In this sense, the interconnectedness arising from globalisation is both a gift and a curse. As nations increasingly weaponise networks to gather information or choke off economic and information flows, they also do so to discover and exploit vulnerabilities to compel policy change and as a deterrent to antagonists.
The decision by the Taiwanese ministry of economic affairs in late September to consider placing the export of microchips (integrated circuits, processors, memory units and so on) to SA under a “licensing” regime is an example of this. In this case, the unwanted action being penalised is the decision by Pretoria to downgrade the consular presence of Taiwan in SA and relocate its liaison office. In response, Taipei weaponised its near-total dominance in advanced chips to cut off supplies to SA of input material crucial to technology supply chains.
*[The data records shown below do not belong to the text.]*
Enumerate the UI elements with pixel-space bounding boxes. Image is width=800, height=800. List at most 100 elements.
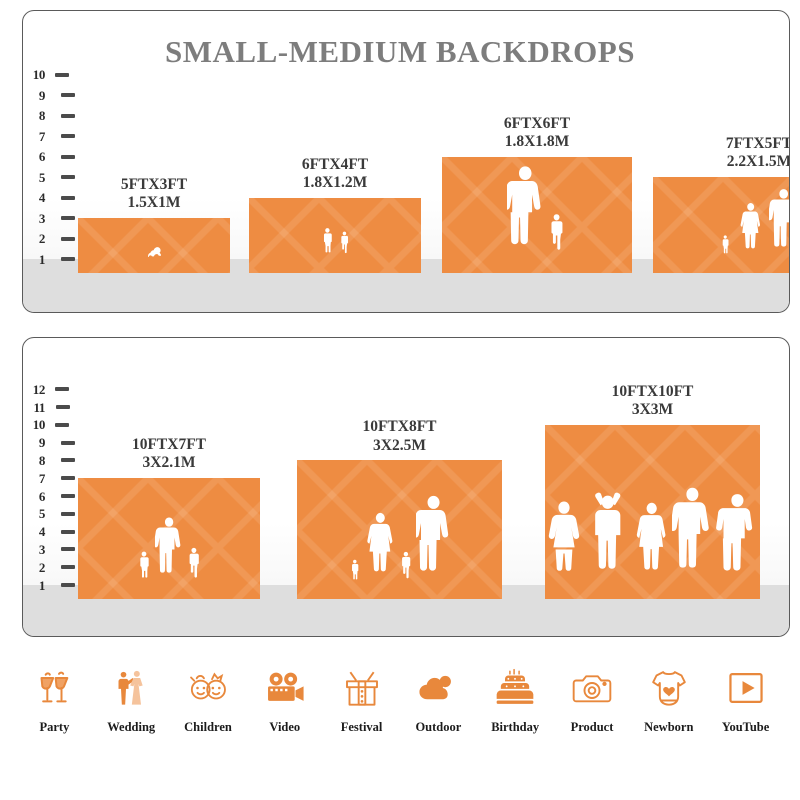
y-axis-tick-mark <box>54 422 69 427</box>
chart-2-y-axis: 12 11 10 9 8 7 6 5 4 3 2 1 <box>23 338 75 636</box>
movie-camera-icon <box>264 660 306 716</box>
y-axis-tick-label: 6 <box>38 149 46 164</box>
y-axis-tick-mark <box>60 529 75 534</box>
bar-size-label: 6FTX4FT 1.8X1.2M <box>301 155 369 191</box>
y-axis-tick-5: 5 <box>38 506 75 522</box>
y-axis-tick-mark <box>60 494 75 498</box>
y-axis-tick-1: 1 <box>38 251 75 267</box>
y-axis-tick-label: 8 <box>38 108 46 123</box>
chart-2-bar-area: 10FTX7FT 3X2.1M 10FTX8FT 3X2.5M 10FTX10FT … <box>45 338 789 636</box>
y-axis-tick-4: 4 <box>38 524 75 540</box>
use-case-label: Newborn <box>644 720 694 734</box>
bar-size-label: 5FTX3FT 1.5X1M <box>120 176 188 212</box>
y-axis-tick-mark <box>60 476 75 481</box>
chart-panel-large: 12 11 10 9 8 7 6 5 4 3 2 1 10FTX7FT 3X2.1M 10FTX8FT … <box>22 337 790 637</box>
y-axis-tick-label: 10 <box>32 67 46 82</box>
wedding-couple-icon <box>111 660 151 716</box>
y-axis-tick-mark <box>60 134 75 138</box>
y-axis-tick-label: 8 <box>38 452 46 468</box>
y-axis-tick-mark <box>60 547 75 552</box>
use-case-label: Product <box>570 720 614 734</box>
y-axis-tick-mark <box>60 458 75 463</box>
use-case-item-birthday[interactable]: Birthday <box>477 660 554 735</box>
y-axis-tick-label: 7 <box>38 128 46 144</box>
y-axis-tick-mark <box>60 175 75 179</box>
use-case-item-wedding[interactable]: Wedding <box>93 660 170 735</box>
use-case-label: Children <box>184 720 232 734</box>
use-case-label: Outdoor <box>415 720 462 734</box>
use-case-item-video[interactable]: Video <box>246 660 323 735</box>
y-axis-tick-4: 4 <box>38 190 75 205</box>
y-axis-tick-label: 3 <box>38 210 46 226</box>
backdrop-size-bar[interactable] <box>78 218 230 273</box>
y-axis-tick-2: 2 <box>38 231 75 246</box>
use-case-label: Festival <box>340 720 383 734</box>
y-axis-tick-mark <box>55 405 70 409</box>
backdrop-size-bar[interactable] <box>249 197 421 273</box>
y-axis-tick-label: 4 <box>38 190 46 205</box>
y-axis-tick-8: 8 <box>38 108 75 123</box>
y-axis-tick-label: 7 <box>38 470 46 486</box>
use-case-item-outdoor[interactable]: Outdoor <box>400 660 477 735</box>
y-axis-tick-mark <box>60 565 75 570</box>
use-case-item-children[interactable]: Children <box>170 660 247 735</box>
use-case-item-party[interactable]: Party <box>16 660 93 735</box>
y-axis-tick-label: 5 <box>38 169 46 185</box>
use-case-item-festival[interactable]: Festival <box>323 660 400 735</box>
y-axis-tick-label: 1 <box>38 251 46 267</box>
camera-icon <box>572 660 612 716</box>
y-axis-tick-label: 5 <box>38 506 46 522</box>
use-case-label: Wedding <box>107 720 156 734</box>
y-axis-tick-label: 3 <box>38 541 46 557</box>
y-axis-tick-2: 2 <box>38 559 75 575</box>
play-button-icon <box>727 660 765 716</box>
bar-size-label: 6FTX6FT 1.8X1.8M <box>503 114 571 150</box>
backdrop-size-bar[interactable] <box>442 156 632 273</box>
y-axis-tick-mark <box>60 236 75 241</box>
y-axis-tick-label: 12 <box>32 381 46 397</box>
bar-size-label: 10FTX10FT 3X3M <box>611 382 694 419</box>
y-axis-tick-label: 1 <box>38 577 46 593</box>
backdrop-size-bar[interactable] <box>297 460 502 599</box>
y-axis-tick-label: 6 <box>38 488 46 504</box>
use-case-label: YouTube <box>721 720 770 734</box>
y-axis-tick-label: 2 <box>38 559 46 575</box>
use-case-item-youtube[interactable]: YouTube <box>707 660 784 735</box>
y-axis-tick-mark <box>60 583 75 587</box>
birthday-cake-icon <box>495 660 535 716</box>
y-axis-tick-label: 2 <box>38 231 46 246</box>
chart-1-y-axis: 10 9 8 7 6 5 4 3 2 1 <box>23 11 75 312</box>
bar-size-label: 10FTX8FT 3X2.5M <box>362 418 437 454</box>
y-axis-tick-1: 1 <box>38 577 75 593</box>
gift-box-icon <box>342 660 382 716</box>
y-axis-tick-mark <box>60 93 75 97</box>
y-axis-tick-mark <box>54 72 69 77</box>
y-axis-tick-9: 9 <box>38 87 75 103</box>
use-case-item-product[interactable]: Product <box>554 660 631 735</box>
y-axis-tick-mark <box>60 257 75 261</box>
baby-onesie-icon <box>649 660 689 716</box>
y-axis-tick-label: 9 <box>38 87 46 103</box>
use-case-label: Party <box>39 720 70 734</box>
y-axis-tick-10: 10 <box>32 67 69 82</box>
chart-panel-small-medium: 10 9 8 7 6 5 4 3 2 1 5FTX3FT 1.5X1M 6FTX4FT 1.8X1.… <box>22 10 790 313</box>
y-axis-tick-label: 10 <box>32 417 46 433</box>
y-axis-tick-8: 8 <box>38 452 75 468</box>
y-axis-tick-mark <box>60 113 75 118</box>
y-axis-tick-mark <box>60 216 75 220</box>
y-axis-tick-3: 3 <box>38 541 75 557</box>
champagne-glasses-icon <box>34 660 74 716</box>
y-axis-tick-mark <box>60 440 75 445</box>
children-faces-icon <box>187 660 229 716</box>
use-case-label: Birthday <box>491 720 540 734</box>
y-axis-tick-5: 5 <box>38 169 75 185</box>
backdrop-size-bar[interactable] <box>78 478 260 599</box>
y-axis-tick-11: 11 <box>34 401 70 414</box>
backdrop-size-bar[interactable] <box>545 424 760 600</box>
y-axis-tick-label: 4 <box>38 524 46 540</box>
use-case-item-newborn[interactable]: Newborn <box>630 660 707 735</box>
backdrop-size-bar[interactable] <box>653 177 789 273</box>
y-axis-tick-10: 10 <box>32 417 69 433</box>
use-case-label: Video <box>269 720 301 734</box>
While Taiwan reversed its decision a few days later as talks unfolded between the two nations, it is a signal that we are in new terrain. As economic sanctions expert Pei-Yu Wei of Dartmouth College noted in a recent article, this episode “marks the first time that Taiwan has actively and unilaterally used its position in the chip supply chain to engage in economic coercion”.
Indeed, while we might be a small open-market economy importing much lower volumes of these microchips than, say, India (a top electronics assembler), these goods are at the centre of any ambition to broaden the complexity of our industrial base, as they are a crucial ingredient across a wide range of domains. They are used in anything from home appliances, advanced gaming processors and elementary applications in electronics to data centres and advanced automation, aerospace, defence and surveillance systems. Furthermore, they are primarily used by multinational firms manufacturing in SA that are lead firms within product markets, introducing a few complications within these supply chains.
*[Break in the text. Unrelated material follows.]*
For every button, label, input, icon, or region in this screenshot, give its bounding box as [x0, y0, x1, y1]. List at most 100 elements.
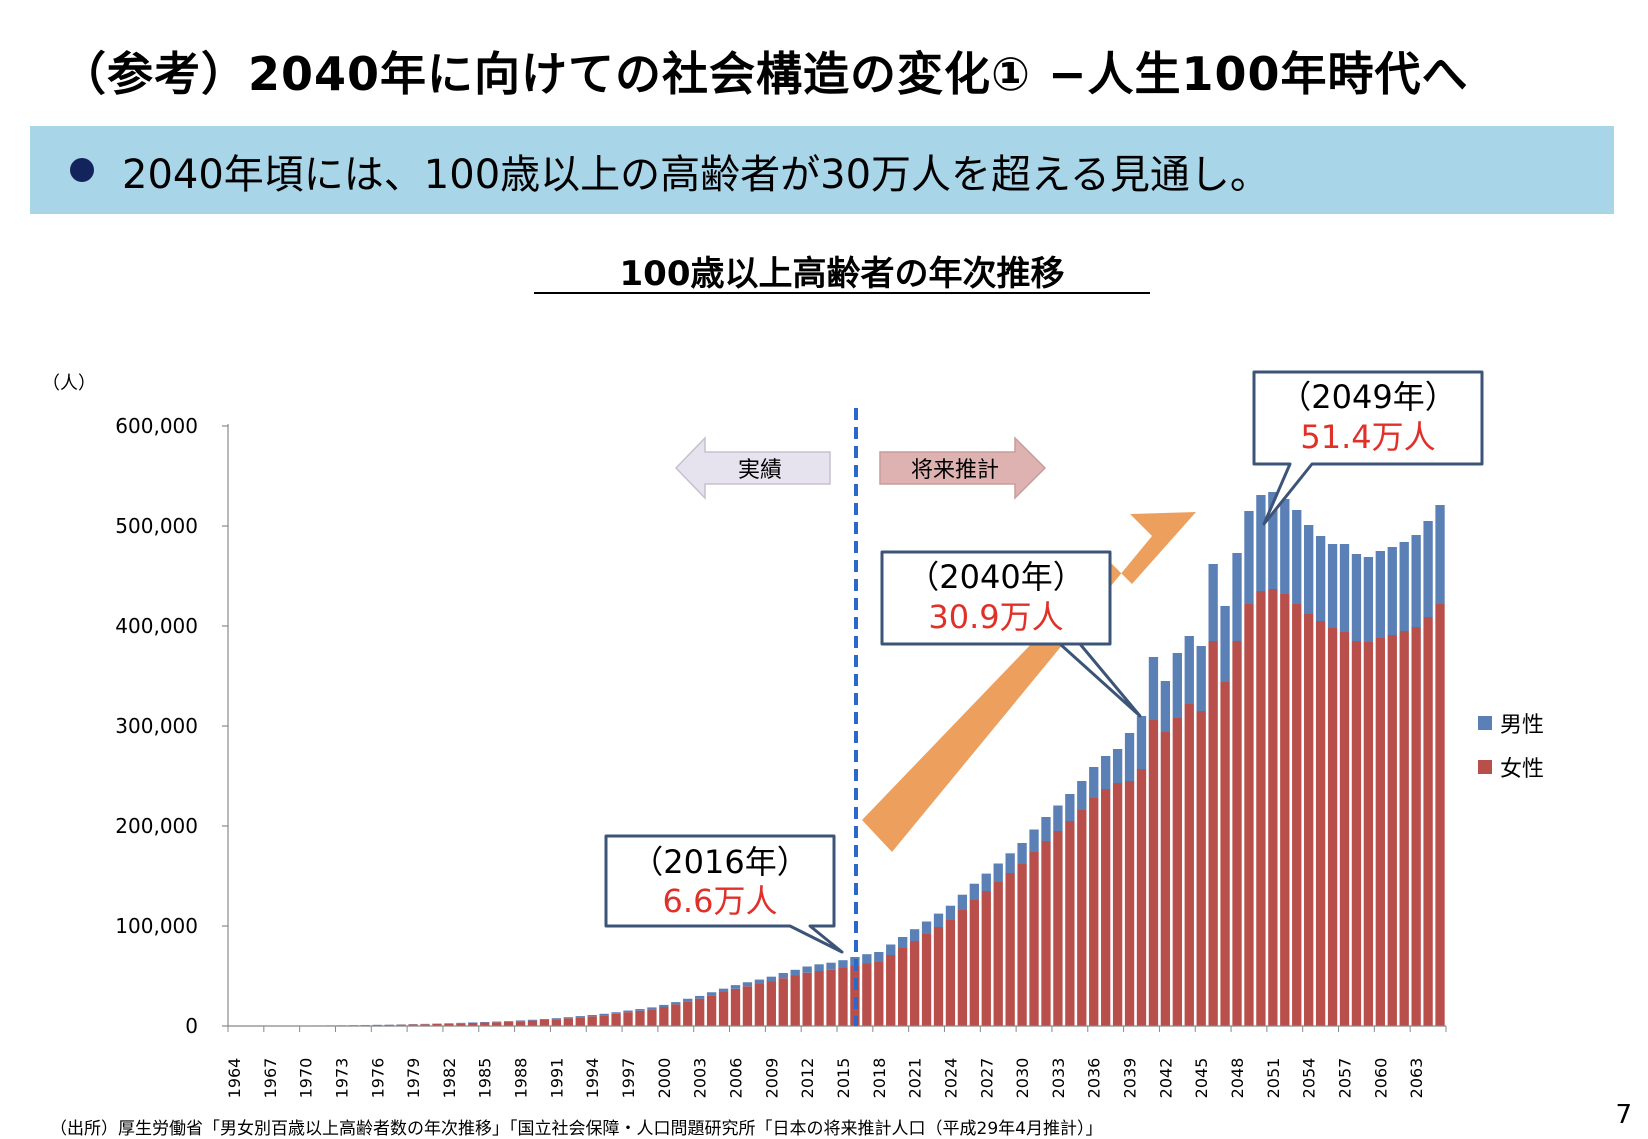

The first, perhaps because the locus of research and design activities (as drivers of the choice of componentry within a product) for television sets, smart washing machines and advanced gas turbines is concentrated in the home markets of these firms and other lead destinations. This makes the prospect of diversification away from Taiwanese chips towards cheaper and relatively less advanced substitutes intractably difficult.
Second, export controls might penalise and attract further scrutiny of existing transnational sourcing patterns by multinationals, creating a further disincentive to assemble in SA, as many of the microchips we do import from Taiwan are rerouted through other destinations before they come here. While Taiwanese chips constitute about a 10th of all electronic integrated circuits imported into SA, only a fifth of this proportion over the past two years has come directly from Taiwan, with most being routed via the US and Germany primarily.
In instances where Taiwanese exporters will be expected to furnish for export control purposes the final destination of the chips, this might introduce further input supply delays at great cost to electronics manufacturers and distributors and other providers of security applications in SA.
In this way, Taipei has signalled its intent to use instruments of economic coercion as leverage in diplomatic disputes. One suspects it may not be the last time it does so.
- Cawe is Chief Commissioner at the International Trade Administration. He writes in his personal capacity.